The Shadow Queen (Ravenspire, #1)

Irina screamed an incantor. Kol reached Lorelai, whose feet were still tangled in vines, as the windows that surrounded the door shattered and the glass teardrop chandelier fell from the ceiling to explode into shards against the floor.

The princess put one hand on Kol, desperately sending her magic into him, trying to smash through the barrier Irina had erected. With the other hand, she reached over a pile of writhing, snapping vines for the closest shard of glass.

Kol shoved her hand away, and Lorelai stumbled. Snatching at his shirt, she kept herself from falling as she bent at the waist and scooped up the glass. A vine lashed itself around her wrist and sank its little teeth into her arm. The pain was a brilliant flare that streaked through her veins and sent the room swaying, but Lorelai didn’t hesitate.

Holding the glass, feeling the heart of the Ravenspire sand that had been sacrificed to make the chandelier, she said, “Tvor`zhi.” It was the same incantor the queen used to create snakes, but Lorelai had a different creature in mind.

Thousands of razor-sharp glass shards rose from the floor and hovered like a swarm of bees. As Irina shouted another incantor, and more vines peeled away from the wooden bannister to plunge toward Lorelai, the swarm of glass swooped through the air, gaining speed and momentum, and then dove for the queen.

Irina screamed as the shards arrowed over the top of the marble barrier and struck her.

Lorelai had no time to celebrate the victory. Kol was grappling with her, his amber eyes wild, his skin so flushed with heat from his dragon’s fire that it hurt to touch him. She sent spells into him, shouted incantors, even tried to break his hold on her by breaking his arm, but he was a dragon trapped in a human body—impossibly strong, fast, and lethal, and she refused to do the one thing that would save her from him.

She refused to kill him.

Her chest burned from the vine’s poison, and every breath tore at her throat like a knife blade as she struggled against him, pushing her power into him in desperate hope that somehow she could slow him down long enough to kill Irina and set him free.

“Kaz`lit.” Irina’s voice thundered throughout the hall, and Kol howled in agony as the pain inside him doubled.

The queen spoke another incantor, and the marble barrier crumbled into dust.
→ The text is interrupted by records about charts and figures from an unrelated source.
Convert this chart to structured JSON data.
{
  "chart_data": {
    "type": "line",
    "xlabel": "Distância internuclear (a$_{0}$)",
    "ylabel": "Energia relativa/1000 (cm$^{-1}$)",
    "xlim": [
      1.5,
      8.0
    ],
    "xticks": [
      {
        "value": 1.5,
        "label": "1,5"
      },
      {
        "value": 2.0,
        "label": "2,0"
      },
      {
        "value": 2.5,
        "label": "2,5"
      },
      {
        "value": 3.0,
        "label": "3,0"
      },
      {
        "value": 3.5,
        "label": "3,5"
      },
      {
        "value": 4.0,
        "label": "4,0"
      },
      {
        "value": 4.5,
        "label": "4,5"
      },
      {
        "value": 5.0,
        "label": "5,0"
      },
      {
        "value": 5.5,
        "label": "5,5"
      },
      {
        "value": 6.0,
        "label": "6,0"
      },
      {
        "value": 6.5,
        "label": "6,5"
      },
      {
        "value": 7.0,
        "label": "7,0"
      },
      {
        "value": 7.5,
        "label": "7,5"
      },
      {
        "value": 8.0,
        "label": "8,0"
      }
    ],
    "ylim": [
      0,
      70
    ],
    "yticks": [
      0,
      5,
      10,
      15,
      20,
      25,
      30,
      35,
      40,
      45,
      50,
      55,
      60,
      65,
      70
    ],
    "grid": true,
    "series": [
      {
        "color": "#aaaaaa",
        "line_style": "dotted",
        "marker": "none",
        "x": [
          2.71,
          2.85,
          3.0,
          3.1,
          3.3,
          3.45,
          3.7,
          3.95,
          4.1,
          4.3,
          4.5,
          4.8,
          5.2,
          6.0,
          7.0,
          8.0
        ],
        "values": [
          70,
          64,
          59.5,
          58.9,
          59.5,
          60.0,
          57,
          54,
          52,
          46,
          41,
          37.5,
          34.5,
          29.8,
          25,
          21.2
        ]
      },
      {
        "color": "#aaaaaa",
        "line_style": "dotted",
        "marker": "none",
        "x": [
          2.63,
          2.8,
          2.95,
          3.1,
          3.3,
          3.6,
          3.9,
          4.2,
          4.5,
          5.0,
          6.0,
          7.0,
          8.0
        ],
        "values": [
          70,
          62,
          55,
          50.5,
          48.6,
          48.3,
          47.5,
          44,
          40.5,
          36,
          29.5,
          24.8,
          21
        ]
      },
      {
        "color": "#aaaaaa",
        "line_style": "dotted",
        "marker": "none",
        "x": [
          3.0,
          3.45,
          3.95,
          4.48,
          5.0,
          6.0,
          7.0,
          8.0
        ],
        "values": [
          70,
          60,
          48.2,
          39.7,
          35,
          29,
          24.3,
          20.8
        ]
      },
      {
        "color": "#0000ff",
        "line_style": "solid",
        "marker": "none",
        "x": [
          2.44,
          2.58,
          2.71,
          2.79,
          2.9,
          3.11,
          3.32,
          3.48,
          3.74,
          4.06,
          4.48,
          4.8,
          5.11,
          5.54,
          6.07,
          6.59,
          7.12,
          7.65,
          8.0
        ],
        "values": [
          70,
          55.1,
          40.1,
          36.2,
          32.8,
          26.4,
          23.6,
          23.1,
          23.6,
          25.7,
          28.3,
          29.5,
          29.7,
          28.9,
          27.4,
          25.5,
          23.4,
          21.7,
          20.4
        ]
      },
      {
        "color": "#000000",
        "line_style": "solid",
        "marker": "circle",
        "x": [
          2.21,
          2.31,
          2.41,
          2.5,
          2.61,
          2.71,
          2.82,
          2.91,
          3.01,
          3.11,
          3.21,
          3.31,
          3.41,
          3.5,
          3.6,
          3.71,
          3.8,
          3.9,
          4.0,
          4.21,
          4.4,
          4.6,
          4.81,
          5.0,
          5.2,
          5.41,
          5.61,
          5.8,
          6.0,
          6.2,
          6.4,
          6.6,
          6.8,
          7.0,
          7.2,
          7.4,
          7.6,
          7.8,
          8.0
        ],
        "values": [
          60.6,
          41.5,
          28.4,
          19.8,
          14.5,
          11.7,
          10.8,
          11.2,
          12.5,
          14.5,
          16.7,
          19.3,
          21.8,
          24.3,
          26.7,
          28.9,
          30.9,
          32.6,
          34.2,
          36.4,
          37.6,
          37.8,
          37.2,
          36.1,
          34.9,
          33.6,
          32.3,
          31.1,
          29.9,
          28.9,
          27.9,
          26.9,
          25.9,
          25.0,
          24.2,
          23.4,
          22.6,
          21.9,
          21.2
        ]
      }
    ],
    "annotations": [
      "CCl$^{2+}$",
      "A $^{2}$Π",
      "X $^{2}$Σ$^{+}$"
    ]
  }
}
The glass shards fell to the floor. And the cuts on Irina’s skin knit back together again.

She began moving toward the far wall where the Diederich coat of arms, complete with a pair of crossed swords, was mounted.

“He’s going to kill you, Lorelai. Any second now. It’s the only way his body and mind can find any peace. But if he doesn’t . . . I have something that will do the job.” Irina’s smile was cruel.

Kol lowered his shoulder and slammed into Lorelai, sending them both sprawling into the nest of writhing vines.

The vines whipped out and lashed themselves around Lorelai’s arms, legs, and waist, pinning her to the floor. Their teeth were razors, their poison fire. Her lungs labored for every breath she took. Her pulse pounded in desperation as Kol yanked at the vines that covered her heart, heedless of the teeth that sank into his skin.

Across the room, Irina hefted the swords, one in each hand. Her lips moved, and the swords shuddered to life. Releasing the hilts, Irina smiled as the swords hovered in the air like hawks searching for prey.

Lorelai’s eyes stung with tears as she met Kol’s feral gaze. His talons tore at the vines across her chest. The swords began circling faster and faster. Weariness from Lorelai’s constant use of magic was setting in.

Irina laughed in vicious triumph as she waited for the princess to die.

The last vine blocking Lorelai’s heart snapped in two, and Kol roared in savage hunger.

The swords dove toward them.

And Lorelai knew.

She couldn’t fight off both Kol and Irina. She had to choose.

There was no panic. No hesitation. There was only her heart willing to pay the cost of killing Irina and by doing so, save her kingdom and save Kol.

She gathered her remaining strength, stretched her palms flat against the floor, and called to the deepest core of Ravenspire. To secret depths unplumbed by even Irina.

The swords flew toward them.

Kol’s hand curved into an open fist above her heart.

Irina laughed.

“Hat`sja oyti,” Lorelai whispered. “Come together and rise. Take the one who hurts you.”

Deep within the ground, something rumbled like thunder trapped in a cavern of rocks. Something bubbled and boiled and surged toward the surface.

“Please,” Lorelai whispered, magic stinging her hands as it spilled into the marble and sank into the core of Ravenspire. “Help me.”

The swords were almost upon them.

Kol’s talons pressed against the skin around her heart as if he was gauging where to plunge his hand.